We need to broaden our concept that deterrence is not just nuclear. That is part of the thinking that must go along with steep reductions in nuclear weapons.
Gardels: At Reykjavik, the stumbling block with Gorbachev was the proposed US missile defense. The Soviets regarded that as a first-strike weapon. This time around, the US-proposed missile defense based in Europe is also a stumbling block. The Russians worry it might be to their disadvantage in any conflict with the West. American critics of the treaty claim that the Russians can opt out of their commitments if we don’t come to terms on missile defense.
Shultz: That is what they say....
Gardels: What should be the approach here?
Shultz: It is a subject we should discuss with the Russians. If we are worried about a missile attack from Iran that could be detected from a radar station based in Russia, we should go and ask them, “how can we go about that?” We should work on this collaboratively.
President Reagan proposed to Gorbachev that we share missile defense technology with the Soviets. Gorbachev, of course, didn’t believe that he would.
But the fact today is that everybody would br better off if we can learn how to defend ourselves, particularly against rogue states that don’t have a huge arsenal. That can be done.
Gardels: In Reykjavik, the Soviet concern was that a space-linked missile defense on the part of the US would be equivalent to a first-strike weapon since it could block their missiles while ours got through.
This missile defense system in this case is very limited and aimed at Iran. It would seem the Russians would be more open to that, and find sharing technology more believable.
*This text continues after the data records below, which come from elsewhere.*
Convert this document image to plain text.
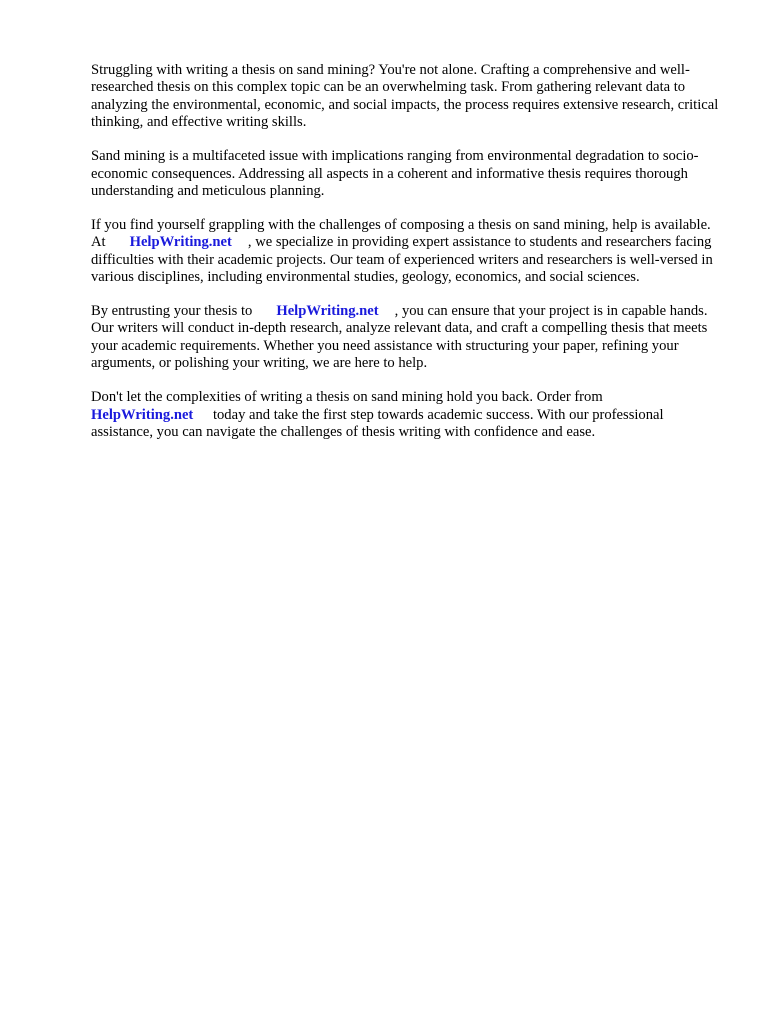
Struggling with writing a thesis on sand mining? You're not alone. Crafting a comprehensive and well-researched thesis on this complex topic can be an overwhelming task. From gathering relevant data to analyzing the environmental, economic, and social impacts, the process requires extensive research, critical thinking, and effective writing skills.

Sand mining is a multifaceted issue with implications ranging from environmental degradation to socio-economic consequences. Addressing all aspects in a coherent and informative thesis requires thorough understanding and meticulous planning.

If you find yourself grappling with the challenges of composing a thesis on sand mining, help is available. At HelpWriting.net , we specialize in providing expert assistance to students and researchers facing difficulties with their academic projects. Our team of experienced writers and researchers is well-versed in various disciplines, including environmental studies, geology, economics, and social sciences.

By entrusting your thesis to HelpWriting.net , you can ensure that your project is in capable hands. Our writers will conduct in-depth research, analyze relevant data, and craft a compelling thesis that meets your academic requirements. Whether you need assistance with structuring your paper, refining your arguments, or polishing your writing, we are here to help.

Don't let the complexities of writing a thesis on sand mining hold you back. Order from HelpWriting.net today and take the first step towards academic success. With our professional assistance, you can navigate the challenges of thesis writing with confidence and ease.
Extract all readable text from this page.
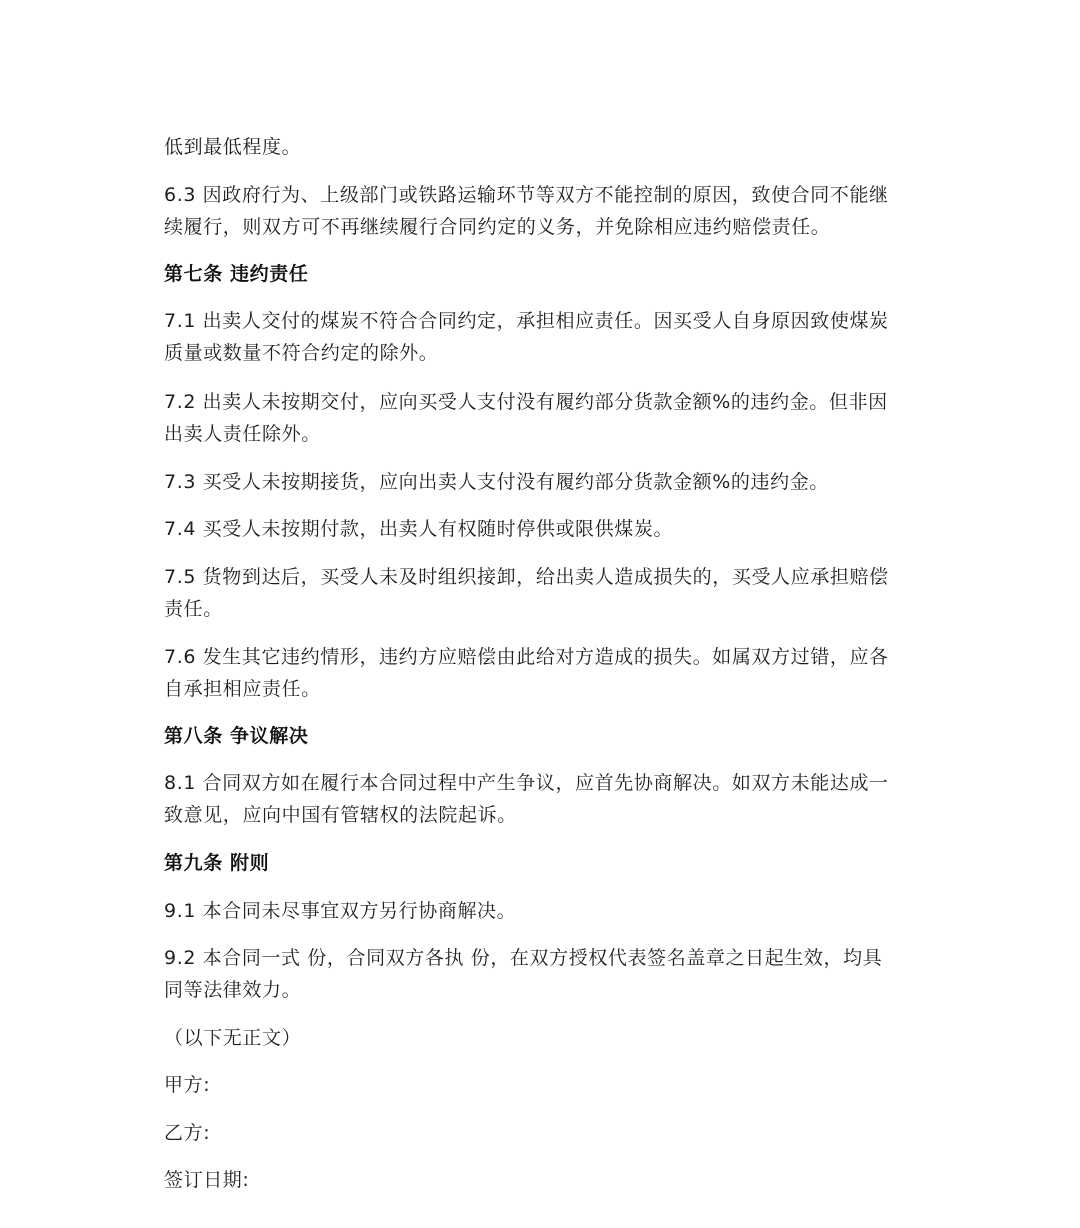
低到最低程度。
6.3 因政府行为、上级部门或铁路运输环节等双方不能控制的原因，致使合同不能继
续履行，则双方可不再继续履行合同约定的义务，并免除相应违约赔偿责任。
第七条 违约责任
7.1 出卖人交付的煤炭不符合合同约定，承担相应责任。因买受人自身原因致使煤炭
质量或数量不符合约定的除外。
7.2 出卖人未按期交付，应向买受人支付没有履约部分货款金额%的违约金。但非因
出卖人责任除外。
7.3 买受人未按期接货，应向出卖人支付没有履约部分货款金额%的违约金。
7.4 买受人未按期付款，出卖人有权随时停供或限供煤炭。
7.5 货物到达后，买受人未及时组织接卸，给出卖人造成损失的，买受人应承担赔偿
责任。
7.6 发生其它违约情形，违约方应赔偿由此给对方造成的损失。如属双方过错，应各
自承担相应责任。
第八条 争议解决
8.1 合同双方如在履行本合同过程中产生争议，应首先协商解决。如双方未能达成一
致意见，应向中国有管辖权的法院起诉。
第九条 附则
9.1 本合同未尽事宜双方另行协商解决。
9.2 本合同一式 份，合同双方各执 份，在双方授权代表签名盖章之日起生效，均具
同等法律效力。
（以下无正文）
甲方:
乙方:
签订日期:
Shultz: You would think so. After all, they have rebellious provinces in the northern Caucasus that was demonstrated tragically in the Moscow subway recently. Maybe Iran would slip them something, who knows? For that reason a common missile defense system would seem to make sense.
Gardels: What are the next steps down the disarmament path?
Shultz: President Obama is taking the next step by trying to broaden the dialogue beyond just the US and Russia. He is trying to engage the whole global community. Certainly the preponderance of weapons is still in the hands of these two states, but issues such as securing fissile material and uranium enrichment are global issues.
And, as we were just discussing, dialogue with Russia is key to prevent substantial arms reductions from being derailed for one reason or another.
We have come a long way since Reykjavik. When this new START treaty goes into effect, there will only be one-quarter the number of nuclear weapons in the world that there were at the time of the Reykjavik summit in 1986. That shows that the path toward disarmament is not utopian. It is possible.